Department of Critical Care Medicine, Beijing Tiantan Hospital, Beijing, China.
Beijing Shijitan Hospital Capital Medical University, Beijing, China.
BMJ Open. 2024 Aug 3;14(8):e082395. doi: 10.1136/bmjopen-2023-082395.
Although pressure support ventilation is one of the most commonly used assisted ventilation modes in intensive care units, there is still a lack of precise strategies for setting pressure support. By performing an end-inspiratory airway occlusion, the difference between the peak and plateau airway pressure, which is defined as pressure muscle index (PMI), can be easily measured on the ventilator screen. Previous studies have shown that PMI is accurate in detecting high and low inspiratory effort. No study has been conducted to investigate the use of PMI as an indicator for setting inspiratory pressure support.
This is a study protocol for a prospective, single-centre, randomised controlled, pilot trial. Sixty participants undergoing pressure support ventilation will be randomly assigned in a 1:1 ratio to the control group or intervention group, with pressure support adjusted according to standard care or guided by the PMI strategy for 48 hours, respectively. The feasibility of the PMI-guided strategy will be evaluated. The primary endpoint is the proportion of inspiratory effort measurements within a well-accepted 'normal' range, which is predefined as oesophageal pressure-time product per minute between 50 and 200 cmHO⋅s/min, for each patient during 48 hours of pressure support adjustment.
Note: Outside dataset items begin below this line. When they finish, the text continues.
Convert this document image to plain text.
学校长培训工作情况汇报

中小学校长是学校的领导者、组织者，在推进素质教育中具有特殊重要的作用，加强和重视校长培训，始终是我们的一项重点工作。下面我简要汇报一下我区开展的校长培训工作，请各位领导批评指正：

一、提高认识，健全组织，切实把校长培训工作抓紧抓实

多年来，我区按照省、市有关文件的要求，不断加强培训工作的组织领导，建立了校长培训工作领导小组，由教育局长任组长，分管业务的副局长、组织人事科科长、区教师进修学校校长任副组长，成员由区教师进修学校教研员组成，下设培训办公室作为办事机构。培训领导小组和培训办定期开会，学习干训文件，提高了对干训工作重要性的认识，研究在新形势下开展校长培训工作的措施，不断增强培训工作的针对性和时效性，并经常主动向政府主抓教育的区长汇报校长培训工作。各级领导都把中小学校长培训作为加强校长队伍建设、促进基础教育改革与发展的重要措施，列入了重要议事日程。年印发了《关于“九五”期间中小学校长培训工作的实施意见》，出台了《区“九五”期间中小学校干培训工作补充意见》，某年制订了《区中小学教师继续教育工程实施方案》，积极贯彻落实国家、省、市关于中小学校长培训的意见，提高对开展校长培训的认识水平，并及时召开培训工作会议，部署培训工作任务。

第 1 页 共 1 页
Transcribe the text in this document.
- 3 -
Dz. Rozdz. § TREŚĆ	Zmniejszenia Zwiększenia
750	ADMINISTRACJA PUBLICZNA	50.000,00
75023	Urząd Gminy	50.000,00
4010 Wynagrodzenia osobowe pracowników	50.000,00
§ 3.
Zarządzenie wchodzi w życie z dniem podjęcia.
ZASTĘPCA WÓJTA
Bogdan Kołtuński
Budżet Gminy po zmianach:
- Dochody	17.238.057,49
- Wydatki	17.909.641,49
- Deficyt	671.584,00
The study protocol has been approved by Beijing Tiantan Hospital (KY2023-005-02). The data generated in the present study will be available from the corresponding author on reasonable request. The results of the trial will be submitted to international peer-reviewed journals.
NCT05963737; ClinicalTrials.org.
尽管压力支持通气是重症监护病房最常用的辅助通气模式之一,但在设置压力支持方面仍缺乏精确的策略。通过进行吸气末气道阻塞,可以在呼吸机屏幕上轻松测量峰压和平台压之间的差值,即压力肌指数(PMI)。先前的研究表明,PMI 可以准确检测高和低吸气努力。尚未有研究探讨使用 PMI 作为设置吸气压力支持的指标。
这是一项前瞻性、单中心、随机对照、初步试验的研究方案。60 名正在接受压力支持通气的参与者将按照 1:1 的比例随机分配到对照组或干预组,分别根据标准护理或 PMI 策略调整压力支持 48 小时。将评估 PMI 指导策略的可行性。主要终点是在 48 小时压力支持调整期间,每位患者的食管压力-时间乘积每分钟(oesophageal pressure-time product per minute)在 50 至 200 cmHO ⋅ s/min 之间的可接受“正常”范围内的吸气努力测量比例。
本研究方案已获得北京天坛医院的批准(KY2023-005-02)。符合合理要求,可从通讯作者处获得本研究产生的数据。试验结果将提交给国际同行评议期刊。
NCT05963737;ClinicalTrials.org。